Bonds in India Slide as Auction Signals Weak Demand Again
(Bloomberg) -- Sovereign bonds in India fell to a three-month low after investors demanded higher yields at a weekly debt sale and as minutes of the central bank’s interest rate meeting showed members have turned more hawkish.
The yield on the benchmark 10-year debt rose 14 basis points to 6.09%, the highest since early May. Yield on the most traded 6.19% 2034 bond, a paper auctioned on Friday, was up 15 basis points at the close.
The central bank sold the 2050 bond, the longest-maturity debt, at a cutoff yield of 6.7596% as against 6.65% estimated in a Bloomberg survey of five traders. The 2034 bond was sold at a yield of 6.4071% versus an estimated 6.38%. The RBI accepted 20 billion rupees extra in the 2034 sale.

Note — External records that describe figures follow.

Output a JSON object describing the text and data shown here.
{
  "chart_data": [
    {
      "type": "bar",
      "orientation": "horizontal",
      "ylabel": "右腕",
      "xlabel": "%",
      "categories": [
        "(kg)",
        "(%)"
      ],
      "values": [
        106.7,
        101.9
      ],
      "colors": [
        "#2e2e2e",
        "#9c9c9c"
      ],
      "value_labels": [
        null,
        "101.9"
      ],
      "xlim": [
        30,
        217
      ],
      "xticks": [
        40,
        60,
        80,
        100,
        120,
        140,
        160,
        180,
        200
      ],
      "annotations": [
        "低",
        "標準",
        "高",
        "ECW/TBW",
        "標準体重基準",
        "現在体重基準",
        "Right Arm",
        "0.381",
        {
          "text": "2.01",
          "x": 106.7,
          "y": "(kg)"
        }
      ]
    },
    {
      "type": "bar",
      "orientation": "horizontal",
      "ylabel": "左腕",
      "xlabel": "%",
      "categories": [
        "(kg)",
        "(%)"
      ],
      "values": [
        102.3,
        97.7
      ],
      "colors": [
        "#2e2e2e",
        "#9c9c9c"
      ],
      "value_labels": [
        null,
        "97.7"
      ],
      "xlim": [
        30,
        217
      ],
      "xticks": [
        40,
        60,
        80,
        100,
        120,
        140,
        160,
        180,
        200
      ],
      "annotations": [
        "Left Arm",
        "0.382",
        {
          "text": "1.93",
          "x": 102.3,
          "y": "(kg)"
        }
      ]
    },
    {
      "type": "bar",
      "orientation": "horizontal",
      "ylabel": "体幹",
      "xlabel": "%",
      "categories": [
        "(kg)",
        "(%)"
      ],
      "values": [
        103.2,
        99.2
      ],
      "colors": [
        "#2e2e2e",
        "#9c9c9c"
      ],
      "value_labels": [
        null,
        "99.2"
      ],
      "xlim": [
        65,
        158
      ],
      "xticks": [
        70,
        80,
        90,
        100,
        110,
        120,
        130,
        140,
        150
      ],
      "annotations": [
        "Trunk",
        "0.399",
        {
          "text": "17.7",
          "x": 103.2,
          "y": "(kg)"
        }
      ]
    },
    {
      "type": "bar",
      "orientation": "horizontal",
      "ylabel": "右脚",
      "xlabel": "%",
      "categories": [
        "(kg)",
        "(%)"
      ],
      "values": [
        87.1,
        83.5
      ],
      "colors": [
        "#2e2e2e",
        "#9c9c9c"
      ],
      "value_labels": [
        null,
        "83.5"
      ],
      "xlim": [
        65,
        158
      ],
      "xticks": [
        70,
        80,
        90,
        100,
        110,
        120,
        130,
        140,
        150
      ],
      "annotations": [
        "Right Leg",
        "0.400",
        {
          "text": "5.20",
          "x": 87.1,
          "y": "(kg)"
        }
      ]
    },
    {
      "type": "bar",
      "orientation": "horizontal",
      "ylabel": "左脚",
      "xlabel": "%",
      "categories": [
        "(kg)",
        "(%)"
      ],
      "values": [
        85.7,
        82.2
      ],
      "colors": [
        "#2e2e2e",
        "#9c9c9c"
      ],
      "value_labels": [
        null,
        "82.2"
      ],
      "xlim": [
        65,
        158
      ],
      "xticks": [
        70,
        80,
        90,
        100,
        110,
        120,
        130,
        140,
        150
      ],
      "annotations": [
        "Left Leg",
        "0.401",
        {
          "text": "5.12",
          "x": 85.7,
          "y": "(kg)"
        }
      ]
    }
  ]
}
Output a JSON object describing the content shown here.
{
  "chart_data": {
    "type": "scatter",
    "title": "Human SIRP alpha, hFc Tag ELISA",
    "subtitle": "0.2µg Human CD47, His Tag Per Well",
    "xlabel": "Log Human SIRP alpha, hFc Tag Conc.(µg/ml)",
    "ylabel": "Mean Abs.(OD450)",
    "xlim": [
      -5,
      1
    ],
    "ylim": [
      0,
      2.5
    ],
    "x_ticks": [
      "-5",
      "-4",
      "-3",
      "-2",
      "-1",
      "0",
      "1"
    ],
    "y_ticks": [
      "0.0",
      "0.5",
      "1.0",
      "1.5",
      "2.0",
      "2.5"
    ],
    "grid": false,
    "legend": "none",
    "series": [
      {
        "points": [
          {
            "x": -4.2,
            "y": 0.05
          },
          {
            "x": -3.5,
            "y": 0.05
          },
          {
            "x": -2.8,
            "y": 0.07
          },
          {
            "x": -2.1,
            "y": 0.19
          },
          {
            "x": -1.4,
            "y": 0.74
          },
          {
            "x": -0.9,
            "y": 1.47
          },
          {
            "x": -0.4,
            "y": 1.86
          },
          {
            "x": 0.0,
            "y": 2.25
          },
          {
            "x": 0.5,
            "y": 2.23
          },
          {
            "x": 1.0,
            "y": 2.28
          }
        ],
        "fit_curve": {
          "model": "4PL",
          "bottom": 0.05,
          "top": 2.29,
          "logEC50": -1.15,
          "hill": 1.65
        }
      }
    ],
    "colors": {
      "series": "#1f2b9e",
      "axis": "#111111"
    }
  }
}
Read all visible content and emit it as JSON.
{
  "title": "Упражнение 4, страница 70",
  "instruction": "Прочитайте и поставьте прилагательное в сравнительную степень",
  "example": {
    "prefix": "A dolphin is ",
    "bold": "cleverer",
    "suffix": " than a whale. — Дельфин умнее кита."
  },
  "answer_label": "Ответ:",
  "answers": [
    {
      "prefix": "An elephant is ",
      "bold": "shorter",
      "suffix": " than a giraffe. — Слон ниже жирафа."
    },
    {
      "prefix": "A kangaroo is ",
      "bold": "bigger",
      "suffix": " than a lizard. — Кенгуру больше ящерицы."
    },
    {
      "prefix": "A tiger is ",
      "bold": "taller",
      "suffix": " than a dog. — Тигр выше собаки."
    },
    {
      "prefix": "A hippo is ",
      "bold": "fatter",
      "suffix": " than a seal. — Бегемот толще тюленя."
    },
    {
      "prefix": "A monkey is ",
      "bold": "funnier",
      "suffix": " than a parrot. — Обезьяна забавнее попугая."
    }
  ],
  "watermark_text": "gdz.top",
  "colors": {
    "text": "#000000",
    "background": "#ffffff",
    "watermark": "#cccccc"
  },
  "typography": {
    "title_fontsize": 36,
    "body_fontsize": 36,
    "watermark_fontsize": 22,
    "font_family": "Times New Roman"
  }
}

“Higher cutoffs at today’s bond auction indicates that the RBI is fine with higher yields, that kind of unnerved the market,” said Naveen Ramnani, a fixed-income trader at UCO Bank in Mumbai. Bonds will come under more pressure if there is no support from the RBI given the huge supply overhang, he said.
A sale of the benchmark 10-year debt had to be rescued by underwriters last week. The central bank is yet to signal whether it will buy more bonds to help ease a record 12 trillion rupees supply in the fiscal year.
The weak demand at the auction comes after minutes of the RBI’s policy meeting published Thursday showed rate panelists fretted over a recent surge in consumer inflation, preferring to wait for price pressures to wane before considering more steps to address the “deepest contraction in history.”
The RBI may be at the end of the rate-cut cycle “and expectations of large cuts must be anchored as inflation is unlikely to materially decline from the current levels,” Soumya Kanti Ghosh, group chief economic adviser at State Bank of India, wrote in a note. “It would better serve the financial markets if RBI continues to resort to unconventional policy measures.”